The Eel

Director: Shohei Imamura
Year Released: 1998
Rating: 2.5

Slow-paced, hardly revealing and somewhat predictable, this nevertheless went on to win the Palme d'Or at Cannes some years back, the second time director Shohei Imamura received that award. It isn't nearly as dreadful as The Pornographers, but it isn't exactly something you'd jump for joy over. The main character is an 'ordinary' kind-of guy who, one day, discovers (through an anonymous letter?) his wife is cheating on him, which causes him to calmly kill her and stab her lover (after which he proceeds to the police station with the murder weapon in hand and turns himself in). Eight years pass and he's released, trained as a barber in prison and accompanied by a pet eel which he clings to for emotional gratification. It gets kind-of familiar (yet occasionally bizarre) after here, as he finds a new girl/wife-replacement (whom he saves from suicide, thus negating the earlier murder ... ah, movie logic) and his business flourishes - but she has a shady past too, and this needs some working out.
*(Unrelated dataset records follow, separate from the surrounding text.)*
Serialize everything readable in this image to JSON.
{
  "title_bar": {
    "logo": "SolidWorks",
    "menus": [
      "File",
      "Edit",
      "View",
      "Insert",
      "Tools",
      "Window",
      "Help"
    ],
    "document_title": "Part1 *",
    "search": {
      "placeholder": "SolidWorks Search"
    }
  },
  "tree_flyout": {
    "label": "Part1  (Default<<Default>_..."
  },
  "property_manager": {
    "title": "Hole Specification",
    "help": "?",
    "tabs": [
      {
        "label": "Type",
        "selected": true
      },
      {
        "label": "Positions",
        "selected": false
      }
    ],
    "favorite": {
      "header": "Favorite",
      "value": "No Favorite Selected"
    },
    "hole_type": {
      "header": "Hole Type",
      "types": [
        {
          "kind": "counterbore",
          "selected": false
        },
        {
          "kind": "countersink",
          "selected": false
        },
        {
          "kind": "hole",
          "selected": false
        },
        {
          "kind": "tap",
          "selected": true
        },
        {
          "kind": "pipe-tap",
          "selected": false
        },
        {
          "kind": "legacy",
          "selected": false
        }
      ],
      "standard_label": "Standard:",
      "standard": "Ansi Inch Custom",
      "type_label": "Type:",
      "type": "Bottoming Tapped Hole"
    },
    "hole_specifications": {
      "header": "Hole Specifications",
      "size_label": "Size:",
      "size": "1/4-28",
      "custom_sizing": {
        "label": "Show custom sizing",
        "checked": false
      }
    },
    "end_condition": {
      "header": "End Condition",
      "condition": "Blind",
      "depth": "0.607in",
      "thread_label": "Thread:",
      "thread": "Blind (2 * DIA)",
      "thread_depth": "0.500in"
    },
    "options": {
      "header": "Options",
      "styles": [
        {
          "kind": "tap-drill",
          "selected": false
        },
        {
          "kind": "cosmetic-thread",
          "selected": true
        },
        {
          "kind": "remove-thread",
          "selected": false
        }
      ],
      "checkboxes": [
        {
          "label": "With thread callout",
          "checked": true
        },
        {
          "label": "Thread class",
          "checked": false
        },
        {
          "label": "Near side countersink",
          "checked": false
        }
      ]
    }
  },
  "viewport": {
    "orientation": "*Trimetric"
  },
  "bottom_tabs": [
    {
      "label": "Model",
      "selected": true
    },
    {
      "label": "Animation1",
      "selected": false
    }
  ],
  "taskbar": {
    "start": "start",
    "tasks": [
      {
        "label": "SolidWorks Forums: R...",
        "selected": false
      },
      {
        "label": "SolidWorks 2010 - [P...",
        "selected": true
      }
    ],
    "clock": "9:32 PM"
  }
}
Oh, lessee, there's also a lecherous garbage man, a fanatic who tries to contact UFOs and a flamenco-dancing psychotic tossed in there, just ... because. Imamura drools not only over the hokey symbolism of the eels and their breeding and how this all relates to the story, but also over his long shots of not-much-of-anything-happening (in a Mizoguchi/Tarkovsky/Kiarostami way). Could've used some cutting.